40. The method of claim 35, further comprising coupling a solar cell to the solar concentrator to provide an enhanced solar cell.

41. A method of making a solar concentrator, the method comprising: depositing a plurality of quantum dots on a base layer, and placing an overlayer over the plurality of quantum dots, wherein the base layer, the overlayer, or both comprise polystyrene, and further wherein the solar concentrator is formed.

42. The method of claim 41 , further comprising melting at least a portion of the overlayer to the base layer to form a seal around at least a portion of the quantum dots.

43. The method of claim 41 , wherein the quantum dots comprise infrared emitting quantum dots.

44. The method of claim 41 , wherein the quantum dots comprise lead sulfide.

45. The method of claim 41 , further comprising coupling a solar cell to the solar concentrator to provide an enhanced solar cell.

46. A method of making a solar concentrator, the method comprising: depositing a plurality of quantum dots on a base layer, and placing an overlayer over the plurality of quantum dots, the quantum dots comprising infrared emitting quantum dots, wherein the solar concentrator is formed.
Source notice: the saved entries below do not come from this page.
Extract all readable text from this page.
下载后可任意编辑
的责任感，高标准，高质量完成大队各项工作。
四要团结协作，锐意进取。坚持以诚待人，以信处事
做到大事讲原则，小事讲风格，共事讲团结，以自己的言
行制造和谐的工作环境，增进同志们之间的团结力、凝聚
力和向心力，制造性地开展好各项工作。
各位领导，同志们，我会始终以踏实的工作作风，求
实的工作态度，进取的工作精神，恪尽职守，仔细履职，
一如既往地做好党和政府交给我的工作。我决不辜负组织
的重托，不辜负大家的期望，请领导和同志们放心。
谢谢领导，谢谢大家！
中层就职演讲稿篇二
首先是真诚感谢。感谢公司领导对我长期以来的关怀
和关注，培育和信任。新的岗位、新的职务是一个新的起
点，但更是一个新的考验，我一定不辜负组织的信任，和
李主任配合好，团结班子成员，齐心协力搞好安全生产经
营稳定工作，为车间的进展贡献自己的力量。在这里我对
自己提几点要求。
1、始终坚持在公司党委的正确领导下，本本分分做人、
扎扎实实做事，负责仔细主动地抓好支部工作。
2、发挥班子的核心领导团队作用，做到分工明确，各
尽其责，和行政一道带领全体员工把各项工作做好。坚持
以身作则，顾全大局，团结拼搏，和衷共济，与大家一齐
47. The method of claim 46, further comprising melting at least a portion of the overlayer to the base layer to form a seal around at least a portion of the quantum dots.

48. The method of claim 46, wherein the quantum dots comprise lead sulfide.

49. The method of claim 46, wherein the base layer, the overlayer, or both comprise a thermoplastic material.

50. The method of claim 46, wherein the base layer, the overlayer, or both comprise polystyrene.

51. The method of claim 46, further comprising coupling a solar cell to the solar concentrator to provide an enhanced solar cell.